WOOOOW so 10:01pm is SERIOUSLY going to sit here and try to make the elementary school argument that many Blacks are in the position they’re in because of ‘laziness’ and the “FACT” that they commit the most crimes?! Absurrrrrrrd. Along with incorrect, racist, and ignorant. Um, ever heard of institutionalized racism? Or something called historical trauma? WOOOW again. This university needs to push more than the current 3 credits of ethnic breadth requirement before we unleash these fools into our society…progress is the goal, not stagnancy.
Jim,
Your analysis of diversity is poorly informed and entirely misses the mark. In an ideal world, identity markers such as race, ethnicity, nationality, gender identity, gender expression, sexual orientation, sex, religion, class, ability etc. should not matter. Regarding race and ethnicity, we live in a white supremacy (and I don’t mean the KKK here) in which white supremacy is a historical, institutionally-perpetuated domination of people and nations of color by white, European people for maintaining privilege and wealth. UW-Madison is an institution, and if it has any commitment to slowly correcting the injustices of institutional racism, it must provide people of color with an opportunity to gain a higher education, as a college education is essential to gaining some socioeconomic power in our capitalist society. Your remarks resonate with the classically racist opposition to affirmative action programs. I would like to remind you that white people have benefited from 500 years of affirmative action. White people dominate and control education systems, the media, publishers, prisons, the military, housing markets, corporations etc., and white people inherit wealth and access to these institutions because of white privilege/affirmative action for white people. Lastly, your concept of diversity attempts to strip any meaning of how this word is typically used. Diversity, in university settings, refers to the “primary” meanings of diversity e.g. race, class, gender identity, sexual orientation etc. that are attached to social power; the “secondary meanings” refer to components of ourselves that are not powered e.g. I play the violin, you like soccer etc.

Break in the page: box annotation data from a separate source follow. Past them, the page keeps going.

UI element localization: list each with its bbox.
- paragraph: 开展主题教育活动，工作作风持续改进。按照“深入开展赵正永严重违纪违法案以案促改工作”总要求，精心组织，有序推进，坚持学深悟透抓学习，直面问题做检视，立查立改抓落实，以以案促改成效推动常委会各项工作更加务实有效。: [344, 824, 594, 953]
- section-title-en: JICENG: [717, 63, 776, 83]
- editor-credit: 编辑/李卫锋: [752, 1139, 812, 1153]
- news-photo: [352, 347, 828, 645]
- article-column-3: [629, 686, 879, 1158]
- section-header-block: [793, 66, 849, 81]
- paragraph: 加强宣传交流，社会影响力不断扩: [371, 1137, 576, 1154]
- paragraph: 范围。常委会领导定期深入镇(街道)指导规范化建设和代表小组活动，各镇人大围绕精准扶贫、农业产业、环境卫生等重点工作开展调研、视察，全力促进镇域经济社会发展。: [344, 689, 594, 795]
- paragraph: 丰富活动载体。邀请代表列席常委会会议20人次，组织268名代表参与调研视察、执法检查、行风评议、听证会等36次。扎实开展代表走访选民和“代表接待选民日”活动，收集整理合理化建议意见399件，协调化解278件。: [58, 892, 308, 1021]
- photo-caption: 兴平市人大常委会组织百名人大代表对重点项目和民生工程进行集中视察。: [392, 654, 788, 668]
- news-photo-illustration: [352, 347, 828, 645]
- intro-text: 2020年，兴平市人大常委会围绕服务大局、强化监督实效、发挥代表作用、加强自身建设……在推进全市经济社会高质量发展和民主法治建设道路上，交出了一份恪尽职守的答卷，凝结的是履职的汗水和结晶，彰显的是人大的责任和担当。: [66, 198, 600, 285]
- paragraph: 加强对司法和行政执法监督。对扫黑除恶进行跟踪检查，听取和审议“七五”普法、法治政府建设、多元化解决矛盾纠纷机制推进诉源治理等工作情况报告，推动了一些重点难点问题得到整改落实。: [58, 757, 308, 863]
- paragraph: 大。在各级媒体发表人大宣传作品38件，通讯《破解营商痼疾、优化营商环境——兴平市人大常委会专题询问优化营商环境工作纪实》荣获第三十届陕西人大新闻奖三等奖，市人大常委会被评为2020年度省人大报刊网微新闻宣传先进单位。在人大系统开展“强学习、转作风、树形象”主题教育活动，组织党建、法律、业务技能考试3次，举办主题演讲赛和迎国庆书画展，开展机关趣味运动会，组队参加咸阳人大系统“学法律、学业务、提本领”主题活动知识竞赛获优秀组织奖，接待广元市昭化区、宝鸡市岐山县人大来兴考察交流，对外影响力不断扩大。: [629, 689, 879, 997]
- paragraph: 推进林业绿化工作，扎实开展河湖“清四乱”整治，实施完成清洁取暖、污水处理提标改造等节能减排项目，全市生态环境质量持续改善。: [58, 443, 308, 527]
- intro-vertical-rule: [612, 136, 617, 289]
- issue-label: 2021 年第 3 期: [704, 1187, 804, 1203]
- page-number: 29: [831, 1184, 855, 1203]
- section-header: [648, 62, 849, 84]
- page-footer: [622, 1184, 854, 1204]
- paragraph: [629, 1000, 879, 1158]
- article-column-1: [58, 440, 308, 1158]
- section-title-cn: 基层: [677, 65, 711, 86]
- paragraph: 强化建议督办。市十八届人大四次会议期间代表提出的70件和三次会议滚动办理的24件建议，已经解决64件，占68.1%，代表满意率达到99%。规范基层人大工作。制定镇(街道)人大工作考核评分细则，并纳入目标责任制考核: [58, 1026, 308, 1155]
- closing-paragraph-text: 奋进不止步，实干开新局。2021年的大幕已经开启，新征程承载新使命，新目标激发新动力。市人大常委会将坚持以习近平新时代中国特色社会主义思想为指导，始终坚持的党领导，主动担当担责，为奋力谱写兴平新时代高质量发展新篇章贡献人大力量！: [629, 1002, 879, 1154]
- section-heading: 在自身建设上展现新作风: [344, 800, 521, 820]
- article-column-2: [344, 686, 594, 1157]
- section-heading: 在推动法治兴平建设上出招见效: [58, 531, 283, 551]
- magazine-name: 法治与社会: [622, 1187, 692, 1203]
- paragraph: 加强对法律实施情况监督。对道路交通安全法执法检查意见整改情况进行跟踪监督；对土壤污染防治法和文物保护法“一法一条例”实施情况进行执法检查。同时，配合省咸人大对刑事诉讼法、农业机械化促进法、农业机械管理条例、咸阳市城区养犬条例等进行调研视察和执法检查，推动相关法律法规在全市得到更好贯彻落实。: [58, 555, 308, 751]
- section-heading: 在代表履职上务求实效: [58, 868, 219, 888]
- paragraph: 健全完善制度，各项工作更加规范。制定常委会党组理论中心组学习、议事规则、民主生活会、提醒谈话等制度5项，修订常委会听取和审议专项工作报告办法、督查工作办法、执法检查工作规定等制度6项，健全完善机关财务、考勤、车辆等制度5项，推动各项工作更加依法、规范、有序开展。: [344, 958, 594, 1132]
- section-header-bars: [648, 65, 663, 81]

By taking a “colorblind”stance-or where all differences between people that constitute diversity-operate in a vacuum where there is no social power attached to these differences, is injust and could not be more wrong.
You should educate yourself on what oppression is, rather than “speak the truth” form your privileged position that clouds your view of reality.
12:11, it’s 10:01. First of all your argument that my comments were racist or ignorant is the oldest trick in the book that people like you will make to undermine my argument. Also, your argument was so pythetic that I would have to guess that you are possibly a kidnergartner.
Please, 12:11, produce a more compelling argument than the typical race card one that is used daily by minorities. Use the little brain power that you have to produce a compelling and logical argument on this issue.
Hey 10:01—
I am 2:51. And I am about as white as they come.
And you are about as fucking stupid as they come.
LOL this is 12:11…a white chick…who knows NOTHING about race ;) anyway, 10:51 doesn’t need a response, as it’s quite clear who is the kindergartner is here. And 7:45, I’m pretty sure that the ‘race card’ is pretty valid in this case. And it’s not even necessarily a card per se, it’s the truth. Have you lived a life that isn’t white or been intimately tied to one or more? What’s your experience giving you the right to tell me to use my ‘brain power’ and neglect the ‘race card’ in the process? Hmmm, seems like one of those who thinks that race isn’t relevant and we’re all somehow equals? Really? There are no words…Until you’ve been a ‘minority’ and experienced a more underprivileged life than your obviously white one has allowed you so far, then I don’t think you’re remotely qualified to comment on how they experience life. I’ve been so intimately connected to non-whites for nearly all my life that I’ve gained a lot more insight that allows me to invoke that dreaded ‘race card’ that tons of ridiculous (over)privileged people like to relegate to the trash can.